A partir del 23 de marzo de 2020, el gobierno mexicano reconoció la gravedad del virus, casi tres meses después del primer brote en Wuhan. La declaración de emergencia sanitaria llegó el 30 de marzo, lo que resultó en un desfase normativo que evidenció una falta de tiempo y autoridad para tomar medidas preventivas más efectivas. Mientras tanto, gobiernos estatales y universidades habían comenzado a tomar la iniciativa y cerrar aulas, actuando sin el respaldo jurídico necesario. Esta respuesta tardía no fue producto de un error técnico, sino de una decisión política que priorizó un discurso tranquilizador en lugar de construir una robusta infraestructura para enfrentar la crisis.
Frente a esta complacencia, el Grupo Parlamentario del PAN en la Cámara de Diputados actuó con premura, presentando exhortos desde marzo para activar mecanismos de emergencia, transparentar la adquisición de insumos y garantizar la vacunación gratuita contra el SARS-CoV-2. Sin embargo, estas iniciativas, que se basaban en la experiencia acumulada en salud pública y en el principio constitucional de proteger la vida, fueron desestimadas por la mayoría oficialista. Esta negativa se tradujo en contagios y muertes que podrían haberse evitado.

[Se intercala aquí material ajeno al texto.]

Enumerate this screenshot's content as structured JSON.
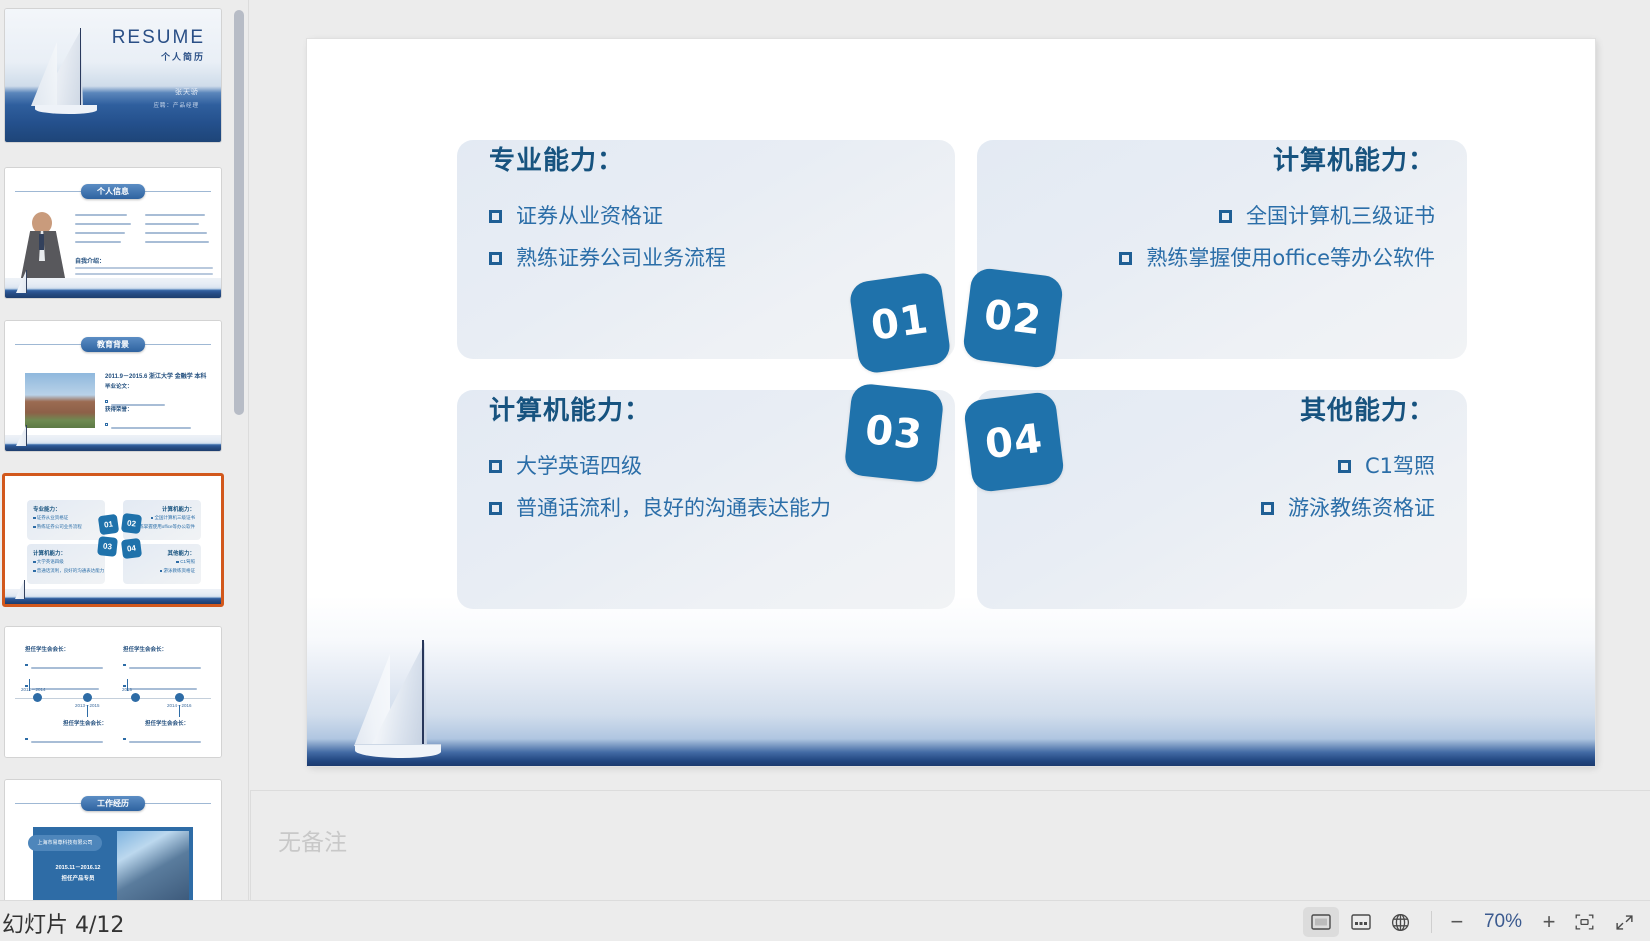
{
  "window": {
    "app": "presentation-editor"
  },
  "thumbnails": {
    "scrollbar": "vertical-scrollbar",
    "items": [
      {
        "index": "1",
        "kind": "cover",
        "title": "RESUME",
        "subtitle": "个人简历",
        "name": "张天骄",
        "role": "应聘：产品经理",
        "selected": "false"
      },
      {
        "index": "2",
        "kind": "info",
        "header": "个人信息",
        "section_label": "自我介绍：",
        "selected": "false"
      },
      {
        "index": "3",
        "kind": "education",
        "header": "教育背景",
        "line1": "2011.9－2015.6   浙江大学   金融学   本科",
        "line2": "毕业论文：",
        "line3": "获得荣誉：",
        "selected": "false"
      },
      {
        "index": "4",
        "kind": "skills",
        "selected": "true",
        "cards": [
          {
            "badge": "01",
            "title": "专业能力：",
            "bullets": [
              "证券从业资格证",
              "熟练证券公司业务流程"
            ]
          },
          {
            "badge": "02",
            "title": "计算机能力：",
            "bullets": [
              "全国计算机三级证书",
              "熟练掌握使用office等办公软件"
            ]
          },
          {
            "badge": "03",
            "title": "计算机能力：",
            "bullets": [
              "大学英语四级",
              "普通话流利，良好的沟通表达能力"
            ]
          },
          {
            "badge": "04",
            "title": "其他能力：",
            "bullets": [
              "C1驾照",
              "游泳教练资格证"
            ]
          }
        ]
      },
      {
        "index": "5",
        "kind": "timeline",
        "entries": [
          "2012－2014",
          "2013－2015",
          "2015",
          "2014－2016"
        ],
        "block_title": "担任学生会会长：",
        "selected": "false"
      },
      {
        "index": "6",
        "kind": "work",
        "header": "工作经历",
        "company": "上海市易尊科技有限公司",
        "period": "2015.11－2016.12",
        "position": "担任产品专员",
        "selected": "false"
      }
    ]
  },
  "slide": {
    "cards": [
      {
        "badge": "01",
        "title": "专业能力：",
        "align": "left",
        "bullets": [
          "证券从业资格证",
          "熟练证券公司业务流程"
        ]
      },
      {
        "badge": "02",
        "title": "计算机能力：",
        "align": "right",
        "bullets": [
          "全国计算机三级证书",
          "熟练掌握使用office等办公软件"
        ]
      },
      {
        "badge": "03",
        "title": "计算机能力：",
        "align": "left",
        "bullets": [
          "大学英语四级",
          "普通话流利，良好的沟通表达能力"
        ]
      },
      {
        "badge": "04",
        "title": "其他能力：",
        "align": "right",
        "bullets": [
          "C1驾照",
          "游泳教练资格证"
        ]
      }
    ],
    "colors": {
      "badge_blue": "#1f72ab",
      "title_blue": "#17537f",
      "bullet_blue": "#2b6ea8",
      "card_bg": "#e6ecf4"
    }
  },
  "notes": {
    "placeholder": "无备注"
  },
  "statusbar": {
    "slide_counter": "幻灯片 4/12",
    "view_normal": "normal-view",
    "view_sorter": "slide-sorter-view",
    "view_reading": "reading-view",
    "zoom_out": "−",
    "zoom_level": "70%",
    "zoom_in": "+",
    "fit_label": "fit-to-window",
    "fullscreen_label": "fullscreen"
  }
}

La abolición del Seguro Popular y la creación del INSABI, sin un diseño claro ni financiamiento adecuado, debilitó la infraestructura antes de la llegada del COVID-19. Cuando el virus estalló, el país se enfrentó a una devastadora falta de camas de terapia intensiva, ventiladores y equipo de protección para el personal sanitario. México se posicionó entre los países más castigados por la pandemia, con más de 800,000 muertes que reflejan la falta de acción legislativa y la renuncia a la responsabilidad de contrapeso.
La lección es clara: “ni perdón ni olvido” no solo representa un llamado a la memoria histórica, sino también un imperativo para reconstruir el marco jurídico de la salud pública. Es fundamental dotar al Consejo de Salubridad General con autonomía y recursos, estableciendo un Programa Nacional de Preparación para Emergencias que incluya protocolos claros y un sistema de rendición de cuentas que permita evaluar en tiempo real las decisiones que se tomen.
El desafío que queda por delante implica asegurarnos de que, ante cualquier crisis futura, las instituciones estén preparadas. La memoria legislativa de la pandemia debe convertirse en el cimiento de una reforma que priorice la salud y la vida de la población sobre cualquier cálculo político. Reconocer que la omisión, como se ha demostrado, conlleva consecuencias devastadoras es vital para avanzar hacia un sistema que verdaderamente proteja a los ciudadanos. La próxima pandemia no puede dejarnos sorprendidos por un sistema fragmentado y una mayoría legislativa que elude su deber de supervisar al Ejecutivo.